Radio merupakan salah satu media yang dari segi umur boleh disebut tua, atau sudah berumur sangat panjang dan digolongkan ke kelompok media tradisional seperti halnya Koran, majalah dan televise aerial.
Menurut sejarah perkembangan media, radio diakui sangat berperan pada era perang dunia I dan II sebagai media propaganda oleh Negara-negara yang sedang berperang, termasuk menaikkan moral para pejuang yang sedang bertempur di lapangan. Pidato-pidato agetimasi mengudara bertubi-tubi, dan warga seringkali menempelkan telinganya ke perangkat radio untuk mencermati setiap pernyataan pemimpin Negara atau perang.
Di Indonesia, sejarah penggunaan radio juga dinilai meninggalkan banyak romantisme atau pengalaman melankolis yang tidak ternilai, tidak saja di zaman perang atau revolusi, namun juga menginjak di era 80-an.
Radio memang menjadi perangkat yang menyisakan banyak kenangan. Bahkan bentuk fisik radio era klasik cukup diminati pegiat barabg antic atau penggemar setia radio dan disimpan sebagai kenangan. Para pengiklan di masa awal pertumbuhan media massa juga sangat menggandrungi radio dalam membangun pengenalan terhadap brand, mendorong penjualan, hingga mendekatkan brand secara emosional kepad target market. Hampir setiap kota besar dan menengah memiliki stasiun radio yang sangat kuat dan melekat dikalangan warga setempat. Bahkan identik dengan daerah dimana radio tersebut berlokasi dan mengudara.
Posisi radio-radio utama kurang lebih sama dengan Koran-koran utama disetiap kota besar di Indonesia yang juga dikenal memiliki nilai pasar sangat kuat. Jumlah radio yang aktif melayani pendengar di seluruh Indonesia saat ini [2012] diduga lebih dari 500.
Jika radio-radio komunitas diikutkan, maka jumlahnya bias membengkak hingga dua kali lipat. Salah satu perkembangan radio yang terjadi secara vertikal, khususnya dekade terakhir ini, adalah hadirnya radio-radio baru yang dari segi program dan target audiens dikenal sangat tersegmentasi.

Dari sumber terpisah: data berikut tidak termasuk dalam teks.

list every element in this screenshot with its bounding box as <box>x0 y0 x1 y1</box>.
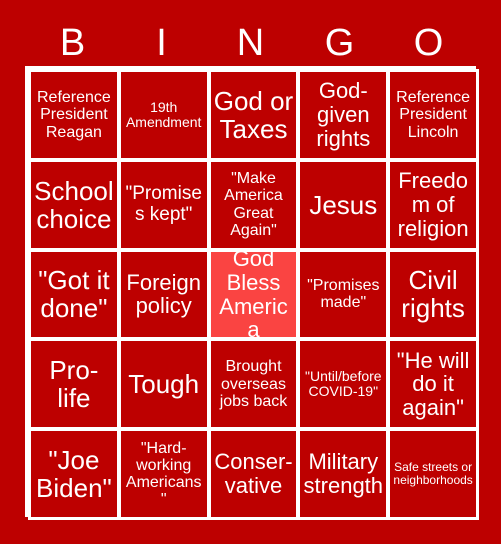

Di berbagai kota besar seperti Jakarta, Bandung, Semarang, Makasar, Surabaya dan Medan, sejumlah radio baru hadir dengan format acara atau program dan audiens yang sangat spesifik atau fokus, serta mengusung format atau gaya penyiaran yang lebih atraktif.
Sejumlah radio utama lama yang dikenal kuat dan berkibar hingga era 90-an perlahan-lahan mendapat tantangan dari pendatang baru yang tampil merebut pasar (audiens). Pendatang baru memang sudah tersegmentasi dan terkesan bosan dengan kemapanan yang sudah ada. Bahkan, radio-radio lama pun tidak lagi sekedar tertantang, namun banyak yang mulai surut, baik dari segi jumlah pendengar maupun pendapatan iklan, hiongga sebagian tersungkur dan meninggalkan pasar.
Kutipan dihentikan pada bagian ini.